絵文字で心を語る時代

スマートフォンやパソコンでのやりとりにおいて、絵文字は今や欠かせない存在です。
文章だけでは伝わりにくいニュアンスも、笑顔や涙の絵文字一つ添えるだけでガラリと変わることがあります。
まるでデジタル時代の「表情」や「身振り」のように、絵文字はテキストコミュニケーションに温度感や感情を加えてくれる「感情の句読点」とも言えるでしょう。
実際、日常的に多くの人がチャットやSNS投稿で絵文字を活用しています。
では、その絵文字の使い方には人それぞれ“クセ”があるものですが、そこに性格の違いは表れるのでしょうか?
心理学の分野では、文章表現や言葉の選び方にその人の性格が反映されることが以前から知られています。

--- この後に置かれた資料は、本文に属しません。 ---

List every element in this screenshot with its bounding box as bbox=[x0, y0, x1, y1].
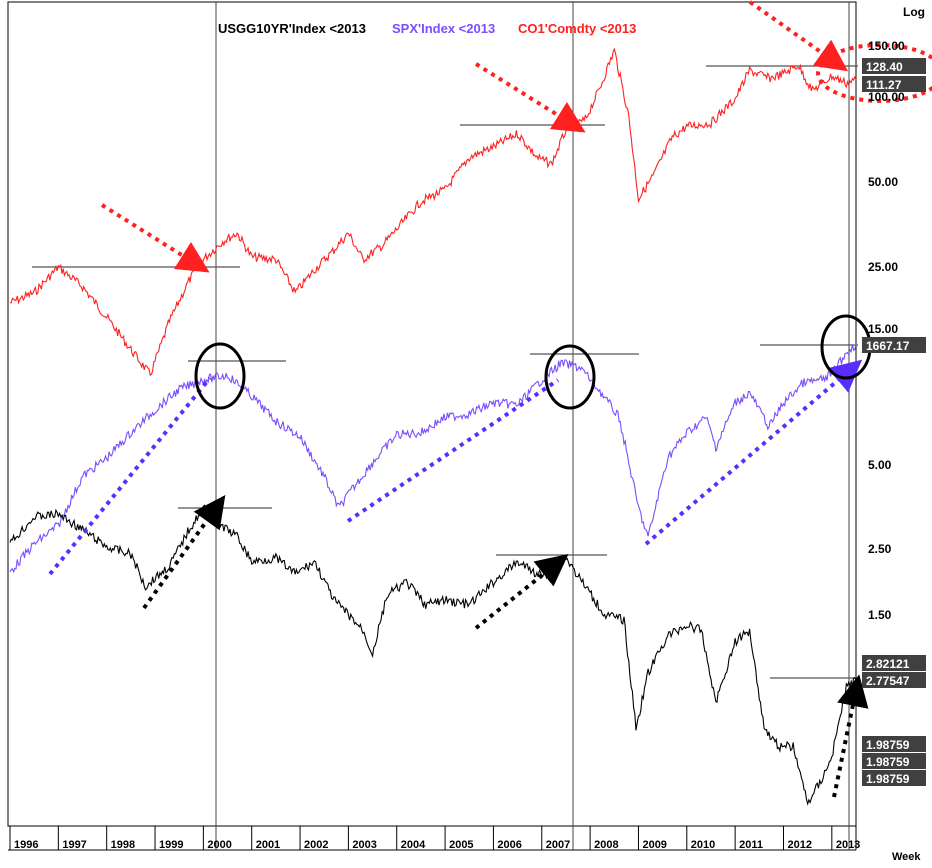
price-badge-text: 1.98759 bbox=[866, 772, 910, 786]
x-tick-label: 2010 bbox=[691, 839, 715, 851]
y-tick-label: 50.00 bbox=[868, 175, 898, 189]
x-tick-label: 1999 bbox=[159, 839, 183, 851]
x-tick-label: 2008 bbox=[594, 839, 618, 851]
price-badge-bg bbox=[862, 736, 926, 752]
x-tick-label: 2005 bbox=[449, 839, 473, 851]
blue-arrow-1 bbox=[48, 376, 212, 576]
x-tick-label: 2006 bbox=[497, 839, 521, 851]
y-tick-label: 1.50 bbox=[868, 608, 892, 622]
x-tick-label: 2013 bbox=[836, 839, 860, 851]
x-tick-label: 1998 bbox=[111, 839, 135, 851]
y-tick-group: 150.00 100.00 50.00 25.00 15.00 5.00 2.50 1.50 bbox=[868, 39, 905, 622]
x-tick-label: 2009 bbox=[642, 839, 666, 851]
price-badge-text: 1667.17 bbox=[866, 339, 910, 353]
price-badge-bg bbox=[862, 655, 926, 671]
price-badge: 1.98759 bbox=[862, 770, 926, 786]
price-badge-text: 1.98759 bbox=[866, 755, 910, 769]
red-ellipse bbox=[816, 43, 932, 103]
price-badge-text: 128.40 bbox=[866, 60, 903, 74]
x-tick-group: 1996 1997 1998 1999 2000 2001 2002 2003 2004 2005… bbox=[9, 826, 860, 851]
y-tick-label: 150.00 bbox=[868, 39, 905, 53]
price-badge: 2.82121 bbox=[862, 655, 926, 671]
series-line-co1comdty bbox=[9, 47, 857, 376]
x-tick-label: 2011 bbox=[739, 839, 763, 851]
price-badge-bg bbox=[862, 337, 926, 353]
price-badge-bg bbox=[862, 753, 926, 769]
x-tick-label: 2012 bbox=[787, 839, 811, 851]
x-tick-label: 2007 bbox=[546, 839, 570, 851]
price-badge-bg bbox=[862, 58, 926, 74]
x-tick-label: 2000 bbox=[207, 839, 231, 851]
x-tick-label: 1996 bbox=[14, 839, 38, 851]
price-badge-text: 1.98759 bbox=[866, 738, 910, 752]
price-badge-bg bbox=[862, 672, 926, 688]
price-badge: 128.40 bbox=[862, 58, 926, 74]
blue-arrow-2 bbox=[346, 378, 560, 523]
y-tick-label: 5.00 bbox=[868, 458, 892, 472]
price-badge: 2.77547 bbox=[862, 672, 926, 688]
plot-border bbox=[7, 1, 857, 827]
series-group bbox=[9, 47, 857, 806]
price-badge: 1.98759 bbox=[862, 753, 926, 769]
legend-entry-oil: CO1'Comdty <2013 bbox=[518, 21, 636, 36]
circle-2000 bbox=[194, 342, 246, 410]
x-tick-label: 2004 bbox=[401, 839, 426, 851]
red-arrow-1 bbox=[100, 203, 210, 273]
price-badge: 111.27 bbox=[862, 76, 926, 92]
red-arrow-3 bbox=[748, 0, 849, 72]
price-badge-bg bbox=[862, 770, 926, 786]
price-badge: 1667.17 bbox=[862, 337, 926, 353]
period-label: Week bbox=[892, 851, 921, 863]
x-tick-label: 2002 bbox=[304, 839, 328, 851]
series-line-usgg10yrindex bbox=[9, 504, 857, 806]
black-arrow-1 bbox=[142, 495, 226, 610]
x-tick-label: 2003 bbox=[352, 839, 376, 851]
circles bbox=[194, 314, 872, 410]
price-badge-text: 2.82121 bbox=[866, 657, 910, 671]
price-badge-text: 2.77547 bbox=[866, 674, 910, 688]
legend: USGG10YR'Index <2013 SPX'Index <2013 CO1… bbox=[218, 21, 636, 36]
y-tick-label: 2.50 bbox=[868, 542, 892, 556]
annotations bbox=[48, 0, 932, 798]
x-tick-label: 2001 bbox=[256, 839, 280, 851]
price-badge-text: 111.27 bbox=[866, 78, 902, 92]
legend-entry-yield: USGG10YR'Index <2013 bbox=[218, 21, 366, 36]
circle-2007 bbox=[544, 344, 596, 410]
series-line-spxindex bbox=[9, 343, 857, 574]
y-tick-label: 25.00 bbox=[868, 260, 898, 274]
scale-label: Log bbox=[903, 5, 925, 19]
badge-group: 128.40 111.27 1667.17 2.82121 2.77547 1.98759… bbox=[862, 58, 926, 786]
black-arrow-3 bbox=[832, 674, 869, 798]
high-lines bbox=[32, 65, 858, 679]
x-tick-label: 1997 bbox=[62, 839, 86, 851]
y-tick-label: 100.00 bbox=[868, 90, 905, 104]
price-badge-bg bbox=[862, 76, 926, 92]
price-badge: 1.98759 bbox=[862, 736, 926, 752]
legend-entry-spx: SPX'Index <2013 bbox=[392, 21, 495, 36]
red-arrow-2 bbox=[474, 62, 586, 133]
y-tick-label: 15.00 bbox=[868, 322, 898, 336]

たとえばSNS投稿で使われる語彙を分析すると、投稿者の外向性や内向性などパーソナリティの傾向をある程度予測できるという研究もあります。
ところが、絵文字の使用傾向と性格特性との関係については、まだ十分に調べられていませんでした。
絵文字は文字情報ではありませんが、コミュニケーション手段の一部です。
そこで米国の研究チームは、「私たちがコミュニケーション中に絵文字をどう使うかは、その人自身の性格的な特徴と関係しているかもしれない」と考えました。
つまり、絵文字の使い方の違いから投稿者のパーソナリティを読み取れるのではないかという着想です。
この仮説を検証するため、研究者たちはSNS上での絵文字使用頻度と性格5因子(いわゆるビッグファイブ:外向性、協調性、誠実性、開放性、神経症傾向)との関連を詳しく調べることにしました。